Blowing in the wind (or even slight breeze)

Barbara and I went to see the Calder show at Seattle Art Museum yesterday. Our goal was to see both it and the “Michelangelo Public and Private” show but the latter was so crowded we gave it up for a bad job after a quick look and will go back on a weekday before it closes. My initial impression was that it wasn’t as spectacular as I had hoped. There are a few studies and sketches from Michelangelo’s own hand and a spectacular, full-scale photomural of “David”. I was hoping to see some more completely worked up drawings. It seems like the show is more interesting from an art-historical view than from the art itself.

The Calder show, however, was a delight to the eye. There are several of his full-scale works showing, including several of the ones you see in the books. None of them is as big as the giant piece that hangs in the central hall of the National Gallery – but that on is in a class by itself. There is a possibly apocryphal story about Calder that I love. The story goes that a collector/patron wanted to commission a mobile with the vanes made of gold sheet. Calder agreed to do it only if he could paint them flat black. I hope that’s true.
As appealing as the larger works are, my eyes were on the smaller pieces and the wire sculpture. The latter remind me of the very sparse drawings – only a few lines – that Matisse did, or maybe Hirschfeld. With only a piece of bent wire they define both shape and volume. Besides which you have to smile at them, especially the cow and the “standing woman”. Some of the small sculptures were made as maquettes of larger pieces but some must have been made just because he wanted to. In fact, my impression is that he did a lot of his work just because he wanted to.

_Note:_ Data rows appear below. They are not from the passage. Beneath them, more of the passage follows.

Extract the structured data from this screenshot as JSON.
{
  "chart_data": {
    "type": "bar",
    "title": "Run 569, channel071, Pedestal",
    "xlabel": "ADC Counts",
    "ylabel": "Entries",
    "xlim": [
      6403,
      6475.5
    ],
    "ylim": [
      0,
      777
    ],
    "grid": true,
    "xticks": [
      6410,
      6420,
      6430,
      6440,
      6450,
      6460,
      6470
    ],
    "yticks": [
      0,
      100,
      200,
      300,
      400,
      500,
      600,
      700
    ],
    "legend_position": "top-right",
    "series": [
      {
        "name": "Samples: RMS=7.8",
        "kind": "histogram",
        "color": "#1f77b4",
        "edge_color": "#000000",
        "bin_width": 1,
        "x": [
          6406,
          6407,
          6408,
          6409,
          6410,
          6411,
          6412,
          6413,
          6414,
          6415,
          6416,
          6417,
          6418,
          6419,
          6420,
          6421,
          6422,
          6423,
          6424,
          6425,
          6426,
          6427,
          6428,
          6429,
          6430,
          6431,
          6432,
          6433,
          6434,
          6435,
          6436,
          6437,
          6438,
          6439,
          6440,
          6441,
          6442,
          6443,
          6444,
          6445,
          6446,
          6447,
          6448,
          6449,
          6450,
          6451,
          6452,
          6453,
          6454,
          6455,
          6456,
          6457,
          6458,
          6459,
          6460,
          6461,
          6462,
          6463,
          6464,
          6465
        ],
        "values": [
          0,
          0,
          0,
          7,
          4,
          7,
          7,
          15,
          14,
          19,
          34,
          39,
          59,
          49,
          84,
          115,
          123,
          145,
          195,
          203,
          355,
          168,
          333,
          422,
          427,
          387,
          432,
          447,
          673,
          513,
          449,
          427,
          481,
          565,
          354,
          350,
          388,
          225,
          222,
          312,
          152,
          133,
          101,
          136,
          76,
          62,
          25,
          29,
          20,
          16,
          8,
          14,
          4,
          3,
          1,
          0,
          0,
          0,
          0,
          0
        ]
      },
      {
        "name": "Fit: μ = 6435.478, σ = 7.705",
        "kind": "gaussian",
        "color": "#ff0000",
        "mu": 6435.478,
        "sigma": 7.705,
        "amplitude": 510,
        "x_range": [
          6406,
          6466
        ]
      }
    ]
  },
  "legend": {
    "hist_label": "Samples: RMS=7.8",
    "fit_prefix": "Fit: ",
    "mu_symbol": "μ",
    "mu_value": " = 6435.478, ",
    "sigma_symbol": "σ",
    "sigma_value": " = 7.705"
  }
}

The show also has quite a few photographs of Calder in his studio and a delightful video of Calder and his toy circus. For a man with such a forbidding appearance, he seems to have been extraordinarily light-hearted and able to keep his sense of play alive -- to become older without ever growing up. Joan Miro must have been like that, too.
Many of the works in this show are from the collection of John and Mary Shirley. They certainly have good taste.